Il n'y avait pas beaucoup d'enfants au Lunamentis si bien que les filles avaient eu des cours avec tous ceux qui voulaient bien leur apprendre quelque chose. J'avais toujours trouvé ça complètement inadapté. Surtout que ce n'était pas parce que vous saviez comment marchent les choses que vous pouviez les réaliser. Les vampires étaient des rois de la télépathie, les loups avaient surtout des atouts physiques, les sorcières, les sorts etc. Mais je devais revoir mon jugement. Je regrettais ne pas avoir suivi ces fameux cours et surtout, je me demandais ce que cela changerait quand Catherine et Victoria intégreraient la meute. Ma dernière mission de la journée se profilait : dire aux filles qu'elles partiraient dès demain dans le clan Alferov.
Cette rentrée risquait d'être assez explosive en vue des agissements de l'alpha.Je préférais mettre de côté les sentiments que déclenchait la trahison de Vladimir et je savais pas tout comme allait me le démontrer mes filles. Il n'y avait pas pire humiliation.
- Enfin, ce n'est pas très grave, tu lui pardonneras maman, renifla Catherine.
- Pourquoi ferais-je une chose aussi stupide?
Elle me désigna le bout de son nez et continua son discours comme si elle s'adressait à une demeurée.
- Ben, là tout de suite, je vois deux raisons : premièrement tu portes volontairement son odeur.
- Volontairement !? ça reste à voir, cracha Victoria. S'il t'a brutalisé maman, je me chargerai de lui. Je te le promets.
- Et oh, calme toi, il n'y a rien à régler. Et je ne porte pas volontairement son odeur. Il m'a surprise en me prenant dans ses bras. Il a quelques problèmes de famille. Je suppose qu'il avait juste besoin d'un ami.
- Ouais, tu as de drôles d'amis, railla-t-elle.
Et elle allait encore me le prouver pas plus tard que tout de suite.
- La deuxième raison, c'est que tu dégages un... fumet et, je dis ça pour rester polie, assez intéressant.
- Un fumet assez intéressant !? Repris-je malgré moi.
Je piquais un fard quand je compris de quoi elle parlait, la honte me submergea. Je détestais l'odorat surdéveloppé des loups. Avec ce malheureux constat, elles me plongeaient le nez dans ma connerie. Ma colère envers Vladimir redoubla.Est-ce que je pouvais me cacher quelque part, sur une autre planète ?
- Ne fais pas cette tête maman, nous avons treize ans et dans deux ans tout au plus, nous aurons atteint la maturité sexuelle.
Ma mâchoire s'en décrocha presque. J'avais complètement relégué ce détail loin dans mon esprit. Désormais, mes filles, allaient être entourées de mâles. Et comme Victoria le disait si bien : tout au plus. Ce qu'il voulait dire en réalité : si nous avions de la chance. Et si ce n'était pas le cas . Qu'adviendrait-il de mes enfants ? Il fallait que j'aborde LA question avec elles tout de suite. Il en allait de leur bien-être pour ne pas dire de leur survie.

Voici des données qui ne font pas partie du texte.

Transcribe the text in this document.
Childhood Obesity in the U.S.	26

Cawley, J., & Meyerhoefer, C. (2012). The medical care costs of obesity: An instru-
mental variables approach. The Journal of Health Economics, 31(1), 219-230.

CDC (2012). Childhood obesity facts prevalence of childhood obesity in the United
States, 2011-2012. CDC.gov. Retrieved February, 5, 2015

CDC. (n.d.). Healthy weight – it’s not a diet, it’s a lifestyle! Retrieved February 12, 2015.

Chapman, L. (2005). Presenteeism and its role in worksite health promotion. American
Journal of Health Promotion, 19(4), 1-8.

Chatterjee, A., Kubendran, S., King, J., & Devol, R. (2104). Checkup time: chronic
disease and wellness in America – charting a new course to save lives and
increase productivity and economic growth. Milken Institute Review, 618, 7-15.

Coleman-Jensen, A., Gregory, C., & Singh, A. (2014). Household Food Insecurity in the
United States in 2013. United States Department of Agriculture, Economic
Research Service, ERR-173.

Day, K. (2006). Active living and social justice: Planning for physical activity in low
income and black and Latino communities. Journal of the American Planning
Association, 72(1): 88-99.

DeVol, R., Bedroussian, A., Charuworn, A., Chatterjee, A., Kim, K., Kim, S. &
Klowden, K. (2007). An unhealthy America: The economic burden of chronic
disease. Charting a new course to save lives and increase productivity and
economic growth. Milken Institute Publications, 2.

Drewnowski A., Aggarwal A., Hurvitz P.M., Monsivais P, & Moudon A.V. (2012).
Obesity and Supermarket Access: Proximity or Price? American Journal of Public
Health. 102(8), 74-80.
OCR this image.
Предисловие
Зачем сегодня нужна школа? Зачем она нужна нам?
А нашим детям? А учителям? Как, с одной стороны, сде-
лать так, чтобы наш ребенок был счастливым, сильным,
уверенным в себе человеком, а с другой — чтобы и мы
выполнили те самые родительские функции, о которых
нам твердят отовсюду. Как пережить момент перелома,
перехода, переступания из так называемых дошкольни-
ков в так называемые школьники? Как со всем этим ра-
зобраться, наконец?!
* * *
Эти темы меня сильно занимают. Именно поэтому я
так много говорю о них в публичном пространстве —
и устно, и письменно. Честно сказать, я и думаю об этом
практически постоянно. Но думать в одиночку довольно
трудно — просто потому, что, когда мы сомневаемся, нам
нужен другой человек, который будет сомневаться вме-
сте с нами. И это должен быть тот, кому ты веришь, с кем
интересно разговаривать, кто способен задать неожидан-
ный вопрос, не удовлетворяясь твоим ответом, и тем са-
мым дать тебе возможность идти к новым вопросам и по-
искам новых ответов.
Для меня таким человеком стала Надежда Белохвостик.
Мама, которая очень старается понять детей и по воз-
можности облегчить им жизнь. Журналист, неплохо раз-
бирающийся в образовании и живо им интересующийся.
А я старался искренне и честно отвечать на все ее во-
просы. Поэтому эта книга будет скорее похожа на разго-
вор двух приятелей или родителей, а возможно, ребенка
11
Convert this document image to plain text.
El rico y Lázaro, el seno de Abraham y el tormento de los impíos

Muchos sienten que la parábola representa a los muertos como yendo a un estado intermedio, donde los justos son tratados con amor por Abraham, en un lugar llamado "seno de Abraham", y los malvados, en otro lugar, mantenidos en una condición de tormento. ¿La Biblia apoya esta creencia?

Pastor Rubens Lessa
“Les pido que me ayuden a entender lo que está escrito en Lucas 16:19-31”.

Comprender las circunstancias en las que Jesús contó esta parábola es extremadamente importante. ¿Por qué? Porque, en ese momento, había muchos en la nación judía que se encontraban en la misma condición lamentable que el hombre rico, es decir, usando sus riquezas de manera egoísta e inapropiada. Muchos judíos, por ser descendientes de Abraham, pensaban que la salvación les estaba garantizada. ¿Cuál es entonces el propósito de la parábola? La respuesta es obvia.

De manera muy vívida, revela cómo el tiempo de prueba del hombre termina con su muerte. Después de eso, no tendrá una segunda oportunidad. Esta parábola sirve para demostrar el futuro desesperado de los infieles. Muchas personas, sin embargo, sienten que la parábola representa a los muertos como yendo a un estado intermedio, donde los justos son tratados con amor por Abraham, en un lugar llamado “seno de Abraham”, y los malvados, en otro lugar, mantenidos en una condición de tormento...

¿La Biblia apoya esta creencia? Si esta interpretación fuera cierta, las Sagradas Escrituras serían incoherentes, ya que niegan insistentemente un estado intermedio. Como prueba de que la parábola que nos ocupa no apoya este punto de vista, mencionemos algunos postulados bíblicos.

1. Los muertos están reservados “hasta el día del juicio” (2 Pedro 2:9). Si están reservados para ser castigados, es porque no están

- Il faut que je vous parle les filles.
Mon air grave dû les alerter, car Catherine se rapprocha alors que Victoria lâchait enfin sa manette faisant de même.
- Nous sommes dans une ville où le Lunamentis n'a pas d'emprise. Du coup, nous devons nous plier aux règles instaurées par les membres des clans présents sur ce territoire.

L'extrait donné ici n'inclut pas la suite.